Choose the most relevant databases to your topic. Remember - less is more! See Cochrane handbook for info on Sources to Search.
To find the best database on other topics such as Business, Education, Law, view our other guides or contact your liaison librarian.
Citation databases can also be searched systematically but are more commonly used for Citation (Snowball) searching every key article (articles that match the topic of the review) as described below.
Web of Science VIDEO
The oldest multidisciplinary citation database that provides the reference list of an article as well who has cited that article which is handy for key article cross-checking. It picks up citations from journals, conferences and books.Licensing and Resource Information.
Scopus VIDEO
The largest abstract and citation database that provides the reference list of an article as well who has cited that article which is handy for key article cross-checking. It picks up citations from journals, conferences, books and the web.Licensing and Resource Information
Citation searching (snowball searching)
Each key article on your review topic can be "snowball" searched
to find citing articles and references using Scopus and Web of Science
Unpublished materials (often referred to as Grey Literature) can be very useful sources of information for your review. They include: reports (including government and statistical reports), dissertations, theses, conference papers, technical & other trade papers, bibliographies and documents in repositories.
A separate Grey Literature Guide exists which provides a comprehensive overview of grey literature for the health sciences. We highlight some of the important sources here.
Theses
Conferences
Government reports and policies
To ensure comprehensive search results, look at our recommendations to help you identify the key databases for your topic.
NOTE! Databases must be searched individually in a systematic review. Combining databases can produce unreliable results.
The limiters (Peer reviewed, English, Human) are different on each database, so we have to search each database one at a time.
If we search APA PsycINFO, Medline Complete and CINAHL Complete together, and tick “peer reviewed”; Medline doesn’t have a peer reviewed tick box, so it removes itself from the search, and doesn't tell you. This means you have lost the results from the largest Health database. Because we cannot know all the ways a database might clash with others, we just have to search them one at a time to be SURE we definitely searched them all!
The only exception to this rule is the INFORMIT Databases, INFORMIT is an Australian platform, and there are 11 databases in the Health Subset we recommend you search. All these small databases are designed so that you can search them in one go.
Platforms are large companies that buy lots of databases. EBSCO, Science Direct, Ovid, and Informit are all platforms. Platforms often have their own user interface, search operators and syntax.
Databases include CINAHL Complete, Medline Complete, SportDiscus with Full Text and many more.

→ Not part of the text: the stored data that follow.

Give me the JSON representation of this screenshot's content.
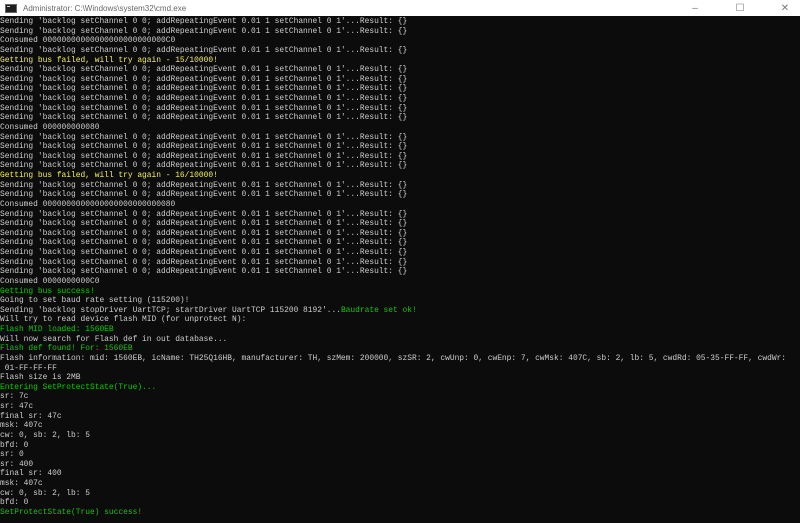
{
  "window": {
    "title": "Administrator: C:\\Windows\\system32\\cmd.exe",
    "minimize": "–",
    "maximize": "☐",
    "close": "✕"
  },
  "colors": {
    "text": "#cccccc",
    "warning": "#f3f05a",
    "success": "#16c60c",
    "background": "#0c0c0c"
  },
  "lines": [
    {
      "t": "Sending 'backlog setChannel 0 0; addRepeatingEvent 0.01 1 setChannel 0 1'...Result: {}",
      "c": ""
    },
    {
      "t": "Sending 'backlog setChannel 0 0; addRepeatingEvent 0.01 1 setChannel 0 1'...Result: {}",
      "c": ""
    },
    {
      "t": "Consumed 00000000000000000000000000C0",
      "c": ""
    },
    {
      "t": "Sending 'backlog setChannel 0 0; addRepeatingEvent 0.01 1 setChannel 0 1'...Result: {}",
      "c": ""
    },
    {
      "t": "Getting bus failed, will try again - 15/10000!",
      "c": "y"
    },
    {
      "t": "Sending 'backlog setChannel 0 0; addRepeatingEvent 0.01 1 setChannel 0 1'...Result: {}",
      "c": ""
    },
    {
      "t": "Sending 'backlog setChannel 0 0; addRepeatingEvent 0.01 1 setChannel 0 1'...Result: {}",
      "c": ""
    },
    {
      "t": "Sending 'backlog setChannel 0 0; addRepeatingEvent 0.01 1 setChannel 0 1'...Result: {}",
      "c": ""
    },
    {
      "t": "Sending 'backlog setChannel 0 0; addRepeatingEvent 0.01 1 setChannel 0 1'...Result: {}",
      "c": ""
    },
    {
      "t": "Sending 'backlog setChannel 0 0; addRepeatingEvent 0.01 1 setChannel 0 1'...Result: {}",
      "c": ""
    },
    {
      "t": "Sending 'backlog setChannel 0 0; addRepeatingEvent 0.01 1 setChannel 0 1'...Result: {}",
      "c": ""
    },
    {
      "t": "Consumed 000000000080",
      "c": ""
    },
    {
      "t": "Sending 'backlog setChannel 0 0; addRepeatingEvent 0.01 1 setChannel 0 1'...Result: {}",
      "c": ""
    },
    {
      "t": "Sending 'backlog setChannel 0 0; addRepeatingEvent 0.01 1 setChannel 0 1'...Result: {}",
      "c": ""
    },
    {
      "t": "Sending 'backlog setChannel 0 0; addRepeatingEvent 0.01 1 setChannel 0 1'...Result: {}",
      "c": ""
    },
    {
      "t": "Sending 'backlog setChannel 0 0; addRepeatingEvent 0.01 1 setChannel 0 1'...Result: {}",
      "c": ""
    },
    {
      "t": "Getting bus failed, will try again - 16/10000!",
      "c": "y"
    },
    {
      "t": "Sending 'backlog setChannel 0 0; addRepeatingEvent 0.01 1 setChannel 0 1'...Result: {}",
      "c": ""
    },
    {
      "t": "Sending 'backlog setChannel 0 0; addRepeatingEvent 0.01 1 setChannel 0 1'...Result: {}",
      "c": ""
    },
    {
      "t": "Consumed 0000000000000000000000000080",
      "c": ""
    },
    {
      "t": "Sending 'backlog setChannel 0 0; addRepeatingEvent 0.01 1 setChannel 0 1'...Result: {}",
      "c": ""
    },
    {
      "t": "Sending 'backlog setChannel 0 0; addRepeatingEvent 0.01 1 setChannel 0 1'...Result: {}",
      "c": ""
    },
    {
      "t": "Sending 'backlog setChannel 0 0; addRepeatingEvent 0.01 1 setChannel 0 1'...Result: {}",
      "c": ""
    },
    {
      "t": "Sending 'backlog setChannel 0 0; addRepeatingEvent 0.01 1 setChannel 0 1'...Result: {}",
      "c": ""
    },
    {
      "t": "Sending 'backlog setChannel 0 0; addRepeatingEvent 0.01 1 setChannel 0 1'...Result: {}",
      "c": ""
    },
    {
      "t": "Sending 'backlog setChannel 0 0; addRepeatingEvent 0.01 1 setChannel 0 1'...Result: {}",
      "c": ""
    },
    {
      "t": "Sending 'backlog setChannel 0 0; addRepeatingEvent 0.01 1 setChannel 0 1'...Result: {}",
      "c": ""
    },
    {
      "t": "Consumed 0000000000C0",
      "c": ""
    },
    {
      "t": "Getting bus success!",
      "c": "g"
    },
    {
      "t": "Going to set baud rate setting (115200)!",
      "c": ""
    },
    {
      "t": "Sending 'backlog stopDriver UartTCP; startDriver UartTCP 115200 8192'...",
      "c": "",
      "suffix": "Baudrate set ok!"
    },
    {
      "t": "Will try to read device flash MID (for unprotect N):",
      "c": ""
    },
    {
      "t": "Flash MID loaded: 1560EB",
      "c": "g"
    },
    {
      "t": "Will now search for Flash def in out database...",
      "c": ""
    },
    {
      "t": "Flash def found! For: 1560EB",
      "c": "g"
    },
    {
      "t": "Flash information: mid: 1560EB, icName: TH25Q16HB, manufacturer: TH, szMem: 200000, szSR: 2, cwUnp: 0, cwEnp: 7, cwMsk: 407C, sb: 2, lb: 5, cwdRd: 05-35-FF-FF, cwdWr:",
      "c": ""
    },
    {
      "t": " 01-FF-FF-FF",
      "c": ""
    },
    {
      "t": "Flash size is 2MB",
      "c": ""
    },
    {
      "t": "Entering SetProtectState(True)...",
      "c": "g"
    },
    {
      "t": "sr: 7c",
      "c": ""
    },
    {
      "t": "sr: 47c",
      "c": ""
    },
    {
      "t": "final sr: 47c",
      "c": ""
    },
    {
      "t": "msk: 407c",
      "c": ""
    },
    {
      "t": "cw: 0, sb: 2, lb: 5",
      "c": ""
    },
    {
      "t": "bfd: 0",
      "c": ""
    },
    {
      "t": "sr: 0",
      "c": ""
    },
    {
      "t": "sr: 400",
      "c": ""
    },
    {
      "t": "final sr: 400",
      "c": ""
    },
    {
      "t": "msk: 407c",
      "c": ""
    },
    {
      "t": "cw: 0, sb: 2, lb: 5",
      "c": ""
    },
    {
      "t": "bfd: 0",
      "c": ""
    },
    {
      "t": "SetProtectState(True) success!",
      "c": "g"
    }
  ]
}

When documenting which database you used, be sure to copy the full name of the database (eg. 'with Full Text') as this describes the exact database you have accessed.
Many of these databases can be found on multiple platforms. For instance some universities access APA PsycINFO using the Ovid platform. So when reporting what you searched you would say Medline Complete via EbscoHost – this would clarify which version of Medline you used. Deakin University has access to at least 7 different versions of Medline. It would be difficult to replicate the search without knowing which platform was used and what syntax to apply to the search.
A more unusual example is Embase. Which is a database that has its own platform (Embase.com). But because you can access the database through OTHER platforms (like Ovid) it is best to say EMBASE database via EMBASE.com.